On the second day, thirst became a constant discomfort for the Indian. There was a puddle of muddy water by his head. He did not drink. In his medicine bundle was some corn fried in brown sugar. He did not eat. The nearness of food and water was mental torture, which was good. Only through suffering would he gain a vision. Pain would scrape away the walls of mortality that kept him from his spirit.
The medicine bundle belonged to his dead grandfather, who had left it for him. The old man had come up here many years before and stayed three days. On the third day a man had stepped out of a lodge-pole pine tree and the two of them had a long conversation about crops, weather, and the bad game of that year. The ghost had given him a piece of wood, telling him he should be a carpenter. The Indian’s grandfather worked with wood for the rest of his life in a pleasant, moderately successful way, building his own home and raising his family. The Indian was the only one left of that family now. A fire had swept the house one night, and he was shifted to the Catholic mission school. The Black Robes had said their medicine was more powerful than his grandfather’s.

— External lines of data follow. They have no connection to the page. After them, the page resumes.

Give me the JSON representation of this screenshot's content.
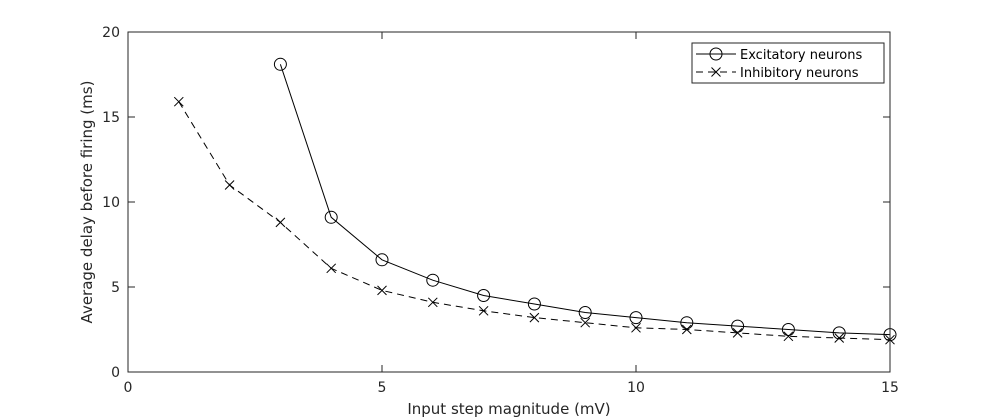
{
  "chart_data": {
    "type": "line",
    "title": "",
    "xlabel": "Input step magnitude (mV)",
    "ylabel": "Average delay before firing (ms)",
    "xlim": [
      0,
      15
    ],
    "ylim": [
      0,
      20
    ],
    "xticks": [
      "0",
      "5",
      "10",
      "15"
    ],
    "yticks": [
      "0",
      "5",
      "10",
      "15",
      "20"
    ],
    "grid": false,
    "legend_position": "top-right",
    "series": [
      {
        "name": "Excitatory neurons",
        "line_style": "solid",
        "marker": "circle",
        "color": "#000000",
        "x": [
          3,
          4,
          5,
          6,
          7,
          8,
          9,
          10,
          11,
          12,
          13,
          14,
          15
        ],
        "y": [
          18.1,
          9.1,
          6.6,
          5.4,
          4.5,
          4.0,
          3.5,
          3.2,
          2.9,
          2.7,
          2.5,
          2.3,
          2.2
        ]
      },
      {
        "name": "Inhibitory neurons",
        "line_style": "dashed",
        "marker": "x",
        "color": "#000000",
        "x": [
          1,
          2,
          3,
          4,
          5,
          6,
          7,
          8,
          9,
          10,
          11,
          12,
          13,
          14,
          15
        ],
        "y": [
          15.9,
          11.0,
          8.8,
          6.1,
          4.8,
          4.1,
          3.6,
          3.2,
          2.9,
          2.6,
          2.5,
          2.3,
          2.1,
          2.0,
          1.9
        ]
      }
    ]
  }
}
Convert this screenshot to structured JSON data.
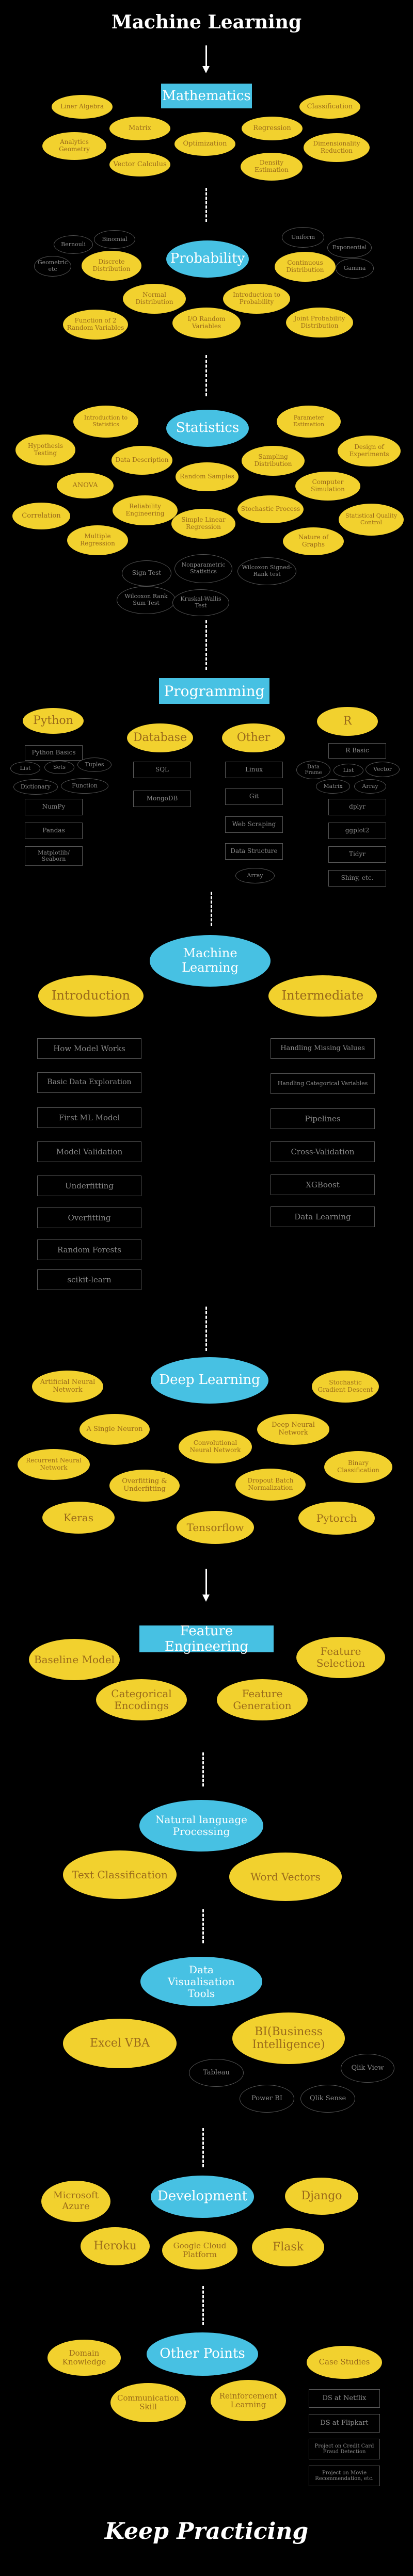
{
  "title": "Machine Learning",
  "footer": "Keep Practicing",
  "math": {
    "header": "Mathematics",
    "items": [
      "Liner Algebra",
      "Matrix",
      "Optimization",
      "Regression",
      "Classification",
      "Analytics Geometry",
      "Vector Calculus",
      "Density Estimation",
      "Dimensionality Reduction"
    ]
  },
  "prob": {
    "header": "Probability",
    "yellow": [
      "Discrete Distribution",
      "Normal Distribution",
      "Continuous Distribution",
      "Function of 2 Random Variables",
      "I/O Random Variables",
      "Introduction to Probability",
      "Joint Probability Distribution"
    ],
    "dark": [
      "Bernouli",
      "Binomial",
      "Geometric etc",
      "Uniform",
      "Exponential",
      "Gamma"
    ]
  },
  "stats": {
    "header": "Statistics",
    "yellow": [
      "Introduction to Statistics",
      "Parameter Estimation",
      "Hypothesis Testing",
      "Data Description",
      "Sampling Distribution",
      "Design of Experiments",
      "ANOVA",
      "Random Samples",
      "Computer Simulation",
      "Correlation",
      "Reliability Engineering",
      "Simple Linear Regression",
      "Stochastic Process",
      "Statistical Quality Control",
      "Multiple Regression",
      "Nature of Graphs"
    ],
    "dark": [
      "Sign Test",
      "Nonparametric Statistics",
      "Wilcoxon Signed-Rank test",
      "Wilcoxon Rank Sum Test",
      "Kruskal-Wallis Test"
    ]
  },
  "prog": {
    "header": "Programming",
    "python": "Python",
    "python_items": [
      "Python Basics",
      "List",
      "Sets",
      "Tuples",
      "Dictionary",
      "Function",
      "NumPy",
      "Pandas",
      "Matplotlib/ Seaborn"
    ],
    "database": "Database",
    "database_items": [
      "SQL",
      "MongoDB"
    ],
    "other": "Other",
    "other_items": [
      "Linux",
      "Git",
      "Web Scraping",
      "Data Structure",
      "Array"
    ],
    "r": "R",
    "r_items": [
      "R Basic",
      "Data Frame",
      "List",
      "Vector",
      "Matrix",
      "Array",
      "dplyr",
      "ggplot2",
      "Tidyr",
      "Shiny, etc."
    ]
  },
  "ml": {
    "header": "Machine Learning",
    "intro": "Introduction",
    "intermediate": "Intermediate",
    "intro_items": [
      "How Model Works",
      "Basic Data Exploration",
      "First ML Model",
      "Model Validation",
      "Underfitting",
      "Overfitting",
      "Random Forests",
      "scikit-learn"
    ],
    "inter_items": [
      "Handling Missing Values",
      "Handling Categorical Variables",
      "Pipelines",
      "Cross-Validation",
      "XGBoost",
      "Data Learning"
    ]
  },
  "dl": {
    "header": "Deep Learning",
    "items": [
      "Artificial Neural Network",
      "Stochastic Gradient Descent",
      "A Single Neuron",
      "Deep Neural Network",
      "Recurrent Neural Network",
      "Convolutional Neural Network",
      "Binary Classification",
      "Overfitting & Underfitting",
      "Dropout Batch Normalization",
      "Keras",
      "Tensorflow",
      "Pytorch"
    ]
  },
  "fe": {
    "header": "Feature Engineering",
    "items": [
      "Baseline Model",
      "Feature Selection",
      "Categorical Encodings",
      "Feature Generation"
    ]
  },
  "nlp": {
    "header": "Natural language Processing",
    "items": [
      "Text Classification",
      "Word Vectors"
    ]
  },
  "viz": {
    "header": "Data Visualisation Tools",
    "yellow": [
      "Excel VBA",
      "BI(Business Intelligence)"
    ],
    "dark": [
      "Tableau",
      "Power BI",
      "Qlik Sense",
      "Qlik View"
    ]
  },
  "dev": {
    "header": "Development",
    "items": [
      "Microsoft Azure",
      "Django",
      "Heroku",
      "Google Cloud Platform",
      "Flask"
    ]
  },
  "other": {
    "header": "Other Points",
    "yellow": [
      "Domain Knowledge",
      "Case Studies",
      "Communication Skill",
      "Reinforcement Learning"
    ],
    "boxes": [
      "DS at Netflix",
      "DS at Flipkart",
      "Project on Credit Card Fraud Detection",
      "Project on Movie Recommendation, etc."
    ]
  }
}
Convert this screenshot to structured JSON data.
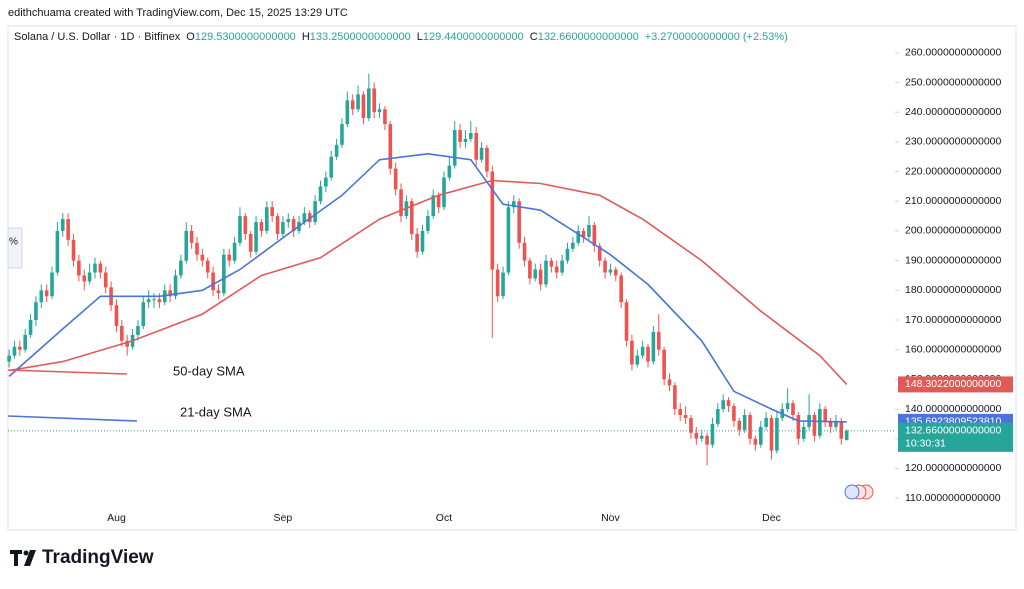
{
  "attribution": "edithchuama created with TradingView.com, Dec 15, 2025 13:29 UTC",
  "brand": "TradingView",
  "chart_data": {
    "type": "candlestick",
    "title": "Solana / U.S. Dollar · 1D · Bitfinex",
    "side_tab": "%",
    "ohlc_legend": [
      {
        "label": "O",
        "value": "129.5300000000000"
      },
      {
        "label": "H",
        "value": "133.2500000000000"
      },
      {
        "label": "L",
        "value": "129.4400000000000"
      },
      {
        "label": "C",
        "value": "132.6600000000000"
      }
    ],
    "change": "+3.2700000000000 (+2.53%)",
    "up_color": "#26a69a",
    "down_color": "#ef5350",
    "xlim": [
      -0.2,
      165
    ],
    "ylim": [
      106,
      265
    ],
    "xticks": [
      {
        "value": 20,
        "label": "Aug"
      },
      {
        "value": 51,
        "label": "Sep"
      },
      {
        "value": 81,
        "label": "Oct"
      },
      {
        "value": 112,
        "label": "Nov"
      },
      {
        "value": 142,
        "label": "Dec"
      }
    ],
    "yticks": [
      {
        "value": 110,
        "label": "110.0000000000000"
      },
      {
        "value": 120,
        "label": "120.0000000000000"
      },
      {
        "value": 130,
        "label": "130.0000000000000"
      },
      {
        "value": 140,
        "label": "140.0000000000000"
      },
      {
        "value": 150,
        "label": "150.0000000000000"
      },
      {
        "value": 160,
        "label": "160.0000000000000"
      },
      {
        "value": 170,
        "label": "170.0000000000000"
      },
      {
        "value": 180,
        "label": "180.0000000000000"
      },
      {
        "value": 190,
        "label": "190.0000000000000"
      },
      {
        "value": 200,
        "label": "200.0000000000000"
      },
      {
        "value": 210,
        "label": "210.0000000000000"
      },
      {
        "value": 220,
        "label": "220.0000000000000"
      },
      {
        "value": 230,
        "label": "230.0000000000000"
      },
      {
        "value": 240,
        "label": "240.0000000000000"
      },
      {
        "value": 250,
        "label": "250.0000000000000"
      },
      {
        "value": 260,
        "label": "260.0000000000000"
      }
    ],
    "ohlc": [
      [
        156,
        160,
        154,
        158
      ],
      [
        158,
        163,
        157,
        161
      ],
      [
        161,
        163,
        158,
        160
      ],
      [
        160,
        167,
        159,
        165
      ],
      [
        165,
        172,
        164,
        170
      ],
      [
        170,
        178,
        168,
        176
      ],
      [
        176,
        182,
        174,
        180
      ],
      [
        180,
        182,
        176,
        178
      ],
      [
        178,
        188,
        177,
        186
      ],
      [
        186,
        203,
        185,
        200
      ],
      [
        200,
        206,
        198,
        204
      ],
      [
        204,
        206,
        195,
        197
      ],
      [
        197,
        199,
        188,
        190
      ],
      [
        190,
        192,
        183,
        185
      ],
      [
        185,
        187,
        180,
        183
      ],
      [
        183,
        189,
        182,
        186
      ],
      [
        186,
        191,
        184,
        189
      ],
      [
        189,
        190,
        184,
        186
      ],
      [
        186,
        188,
        179,
        181
      ],
      [
        181,
        183,
        173,
        175
      ],
      [
        175,
        177,
        166,
        168
      ],
      [
        168,
        170,
        161,
        163
      ],
      [
        163,
        165,
        158,
        161
      ],
      [
        161,
        167,
        160,
        165
      ],
      [
        165,
        170,
        163,
        168
      ],
      [
        168,
        178,
        167,
        176
      ],
      [
        176,
        180,
        174,
        177
      ],
      [
        177,
        179,
        174,
        177
      ],
      [
        177,
        179,
        174,
        176
      ],
      [
        176,
        182,
        175,
        180
      ],
      [
        180,
        182,
        176,
        178
      ],
      [
        178,
        187,
        177,
        185
      ],
      [
        185,
        192,
        184,
        190
      ],
      [
        190,
        203,
        189,
        200
      ],
      [
        200,
        202,
        194,
        196
      ],
      [
        196,
        198,
        190,
        192
      ],
      [
        192,
        194,
        188,
        190
      ],
      [
        190,
        191,
        184,
        186
      ],
      [
        186,
        188,
        178,
        180
      ],
      [
        180,
        182,
        177,
        179
      ],
      [
        179,
        194,
        178,
        192
      ],
      [
        192,
        194,
        188,
        190
      ],
      [
        190,
        198,
        189,
        196
      ],
      [
        196,
        208,
        195,
        205
      ],
      [
        205,
        206,
        197,
        199
      ],
      [
        199,
        200,
        191,
        193
      ],
      [
        193,
        205,
        192,
        203
      ],
      [
        203,
        204,
        198,
        200
      ],
      [
        200,
        210,
        199,
        208
      ],
      [
        208,
        210,
        203,
        205
      ],
      [
        205,
        206,
        197,
        199
      ],
      [
        199,
        205,
        198,
        203
      ],
      [
        203,
        206,
        201,
        204
      ],
      [
        204,
        205,
        198,
        200
      ],
      [
        200,
        205,
        199,
        203
      ],
      [
        203,
        208,
        202,
        206
      ],
      [
        206,
        207,
        201,
        203
      ],
      [
        203,
        212,
        202,
        210
      ],
      [
        210,
        217,
        209,
        215
      ],
      [
        215,
        220,
        213,
        218
      ],
      [
        218,
        227,
        217,
        225
      ],
      [
        225,
        231,
        224,
        229
      ],
      [
        229,
        238,
        228,
        236
      ],
      [
        236,
        247,
        235,
        244
      ],
      [
        244,
        246,
        239,
        241
      ],
      [
        241,
        249,
        240,
        246
      ],
      [
        246,
        247,
        236,
        238
      ],
      [
        238,
        253,
        237,
        248
      ],
      [
        248,
        250,
        238,
        240
      ],
      [
        240,
        243,
        238,
        241
      ],
      [
        241,
        242,
        234,
        236
      ],
      [
        236,
        237,
        219,
        221
      ],
      [
        221,
        223,
        212,
        214
      ],
      [
        214,
        216,
        203,
        205
      ],
      [
        205,
        212,
        204,
        210
      ],
      [
        210,
        211,
        197,
        199
      ],
      [
        199,
        201,
        191,
        193
      ],
      [
        193,
        202,
        192,
        200
      ],
      [
        200,
        207,
        199,
        205
      ],
      [
        205,
        214,
        204,
        212
      ],
      [
        212,
        213,
        206,
        208
      ],
      [
        208,
        220,
        207,
        218
      ],
      [
        218,
        225,
        217,
        222
      ],
      [
        222,
        237,
        221,
        234
      ],
      [
        234,
        236,
        228,
        230
      ],
      [
        230,
        234,
        228,
        231
      ],
      [
        231,
        237,
        230,
        233
      ],
      [
        233,
        235,
        222,
        224
      ],
      [
        224,
        230,
        223,
        228
      ],
      [
        228,
        229,
        218,
        220
      ],
      [
        220,
        222,
        164,
        187
      ],
      [
        187,
        189,
        176,
        178
      ],
      [
        178,
        188,
        177,
        186
      ],
      [
        186,
        210,
        185,
        208
      ],
      [
        208,
        212,
        206,
        210
      ],
      [
        210,
        211,
        194,
        196
      ],
      [
        196,
        198,
        188,
        190
      ],
      [
        190,
        191,
        182,
        184
      ],
      [
        184,
        189,
        183,
        187
      ],
      [
        187,
        189,
        180,
        182
      ],
      [
        182,
        192,
        181,
        190
      ],
      [
        190,
        191,
        186,
        188
      ],
      [
        188,
        190,
        184,
        186
      ],
      [
        186,
        192,
        185,
        190
      ],
      [
        190,
        196,
        189,
        194
      ],
      [
        194,
        198,
        193,
        196
      ],
      [
        196,
        202,
        195,
        200
      ],
      [
        200,
        201,
        196,
        198
      ],
      [
        198,
        205,
        197,
        202
      ],
      [
        202,
        203,
        193,
        195
      ],
      [
        195,
        196,
        188,
        190
      ],
      [
        190,
        191,
        184,
        186
      ],
      [
        186,
        189,
        185,
        187
      ],
      [
        187,
        188,
        183,
        185
      ],
      [
        185,
        186,
        174,
        176
      ],
      [
        176,
        177,
        161,
        163
      ],
      [
        163,
        165,
        153,
        155
      ],
      [
        155,
        160,
        154,
        158
      ],
      [
        158,
        163,
        157,
        161
      ],
      [
        161,
        162,
        154,
        156
      ],
      [
        156,
        168,
        155,
        166
      ],
      [
        166,
        172,
        158,
        160
      ],
      [
        160,
        161,
        148,
        150
      ],
      [
        150,
        152,
        146,
        148
      ],
      [
        148,
        149,
        138,
        140
      ],
      [
        140,
        142,
        136,
        138
      ],
      [
        138,
        141,
        135,
        137
      ],
      [
        137,
        138,
        130,
        132
      ],
      [
        132,
        134,
        128,
        130
      ],
      [
        130,
        133,
        129,
        131
      ],
      [
        131,
        132,
        121,
        128
      ],
      [
        128,
        137,
        127,
        135
      ],
      [
        135,
        142,
        134,
        140
      ],
      [
        140,
        145,
        139,
        143
      ],
      [
        143,
        144,
        139,
        141
      ],
      [
        141,
        142,
        134,
        136
      ],
      [
        136,
        137,
        131,
        133
      ],
      [
        133,
        140,
        132,
        138
      ],
      [
        138,
        139,
        128,
        130
      ],
      [
        130,
        131,
        126,
        128
      ],
      [
        128,
        136,
        127,
        134
      ],
      [
        134,
        139,
        133,
        137
      ],
      [
        137,
        138,
        123,
        126
      ],
      [
        126,
        139,
        125,
        137
      ],
      [
        137,
        142,
        136,
        140
      ],
      [
        140,
        147,
        139,
        142
      ],
      [
        142,
        143,
        136,
        138
      ],
      [
        138,
        139,
        128,
        130
      ],
      [
        130,
        136,
        129,
        134
      ],
      [
        134,
        145,
        133,
        138
      ],
      [
        138,
        139,
        129,
        131
      ],
      [
        131,
        142,
        130,
        140
      ],
      [
        140,
        141,
        134,
        136
      ],
      [
        136,
        137,
        132,
        134
      ],
      [
        134,
        138,
        133,
        136
      ],
      [
        136,
        137,
        128,
        130
      ],
      [
        129.53,
        133.25,
        129.44,
        132.66
      ]
    ],
    "lines": [
      {
        "name": "50-day SMA",
        "color": "#e05a5a",
        "x": [
          0,
          10,
          23,
          36,
          47,
          58,
          69,
          80,
          90,
          99,
          110,
          118,
          129,
          140,
          151,
          156
        ],
        "values": [
          153,
          156,
          163,
          172,
          185,
          191,
          204,
          212,
          217,
          216,
          212,
          204,
          190,
          173,
          158,
          148.3022
        ],
        "last_label": "148.3022000000000"
      },
      {
        "name": "21-day SMA",
        "color": "#4a74d9",
        "x": [
          0,
          10,
          17,
          28,
          36,
          43,
          52,
          62,
          69,
          78,
          86,
          92,
          99,
          106,
          112,
          119,
          129,
          135,
          142,
          147,
          156
        ],
        "values": [
          151,
          167,
          178,
          178,
          180,
          187,
          199,
          212,
          224,
          226,
          224,
          209,
          207,
          199,
          192,
          182,
          163,
          146,
          140,
          136,
          135.692380952381
        ],
        "last_label": "135.6923809523810"
      }
    ],
    "current_price": {
      "value": 132.66,
      "label": "132.6600000000000",
      "countdown": "10:30:31"
    }
  }
}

Just to be safe, he had slipped a crucifix into the medicine bundle, along with his grandfather’s clay pipe, the piece of wood, and the cartridge with which he had killed his first deer.
The Indian had tried for weeks to remember his grandfather. His memory had been shattered by certain events the previous year, events which doctors in white robes in an Army hospital had tried to neutralize. The events themselves lived under his mind as dreams. Down there somewhere was his grandfather, too, and the stories he had told the boy during long winter afternoons.